At the start of the second half, on the back of another big run from George King, Finn’s kick was reeled in by Ryan’s leap and twist over in the corner, Finn wide with the goal attempt, but that left-sided route becoming the host’s modus operandi.
It nearly worked again soon after but Grix couldn’t reel in Ryan’s inside pass and Albert broke clear, Higginson’s kick down the line just finding touch ahead of Ryan’s sprint.
Finn found 60 metres on a penalty with the wind behind but Ader covered the danger, Gigot darting out of dummy half and winning a penalty for a flop 30 metres out.
Curran went close from it, and da Costa’s jinking feet did the rest.
With eight minutes to play, Ireland fashioned a potential lifeline, Dec O’Donnell releasing Finn who found Greg McNally, Grix grubbering for the line and the chasing McNally gathering to score; Finn reducing the gap to 14 points.
That’s how it ended, although Ireland’s spirit was summed up late on when Escare broke clear over 80 metres but was reeled in by Ed O’Keefe.

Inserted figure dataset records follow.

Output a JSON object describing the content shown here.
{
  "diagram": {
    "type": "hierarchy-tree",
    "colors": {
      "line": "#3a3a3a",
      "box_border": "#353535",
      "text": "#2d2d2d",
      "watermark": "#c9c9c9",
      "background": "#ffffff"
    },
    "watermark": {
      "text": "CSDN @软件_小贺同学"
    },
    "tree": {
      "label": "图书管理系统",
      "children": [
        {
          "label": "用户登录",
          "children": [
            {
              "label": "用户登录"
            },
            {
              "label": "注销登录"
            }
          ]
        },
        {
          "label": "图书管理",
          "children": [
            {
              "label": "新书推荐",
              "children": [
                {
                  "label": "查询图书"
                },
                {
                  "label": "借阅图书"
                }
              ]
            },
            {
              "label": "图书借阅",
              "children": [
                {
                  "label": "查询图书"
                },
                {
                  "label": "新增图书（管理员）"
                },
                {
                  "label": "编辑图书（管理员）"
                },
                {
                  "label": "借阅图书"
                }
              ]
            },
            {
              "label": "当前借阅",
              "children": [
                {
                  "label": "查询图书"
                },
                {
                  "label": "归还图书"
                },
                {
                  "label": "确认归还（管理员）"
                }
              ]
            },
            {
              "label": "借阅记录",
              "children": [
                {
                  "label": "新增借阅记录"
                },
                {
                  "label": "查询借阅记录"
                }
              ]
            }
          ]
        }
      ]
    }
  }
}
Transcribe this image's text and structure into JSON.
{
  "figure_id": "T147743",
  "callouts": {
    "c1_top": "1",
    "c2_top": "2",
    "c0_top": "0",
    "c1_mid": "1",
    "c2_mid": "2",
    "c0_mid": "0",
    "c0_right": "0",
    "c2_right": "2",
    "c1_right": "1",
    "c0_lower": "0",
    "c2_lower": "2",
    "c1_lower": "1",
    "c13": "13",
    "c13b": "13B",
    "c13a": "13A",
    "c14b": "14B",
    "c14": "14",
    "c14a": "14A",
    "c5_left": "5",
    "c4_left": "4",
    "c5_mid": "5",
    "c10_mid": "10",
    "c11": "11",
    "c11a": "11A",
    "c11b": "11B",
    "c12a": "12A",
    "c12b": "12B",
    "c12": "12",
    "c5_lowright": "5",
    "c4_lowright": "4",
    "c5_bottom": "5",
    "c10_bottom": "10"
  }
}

With their superior points’ difference, Ireland need only a draw in Wrexham next week to ensure World Cup qualification.
“We wanted to win the tournament but it’s out of our hands now,” said Ireland head coach Stuart Littler. “We showed some resilience and character, but the first half took too much out of our tanks.
“In the second half, we didn’t execute as well as we’d practiced but full respect to the boys, they turned up and had a dig.”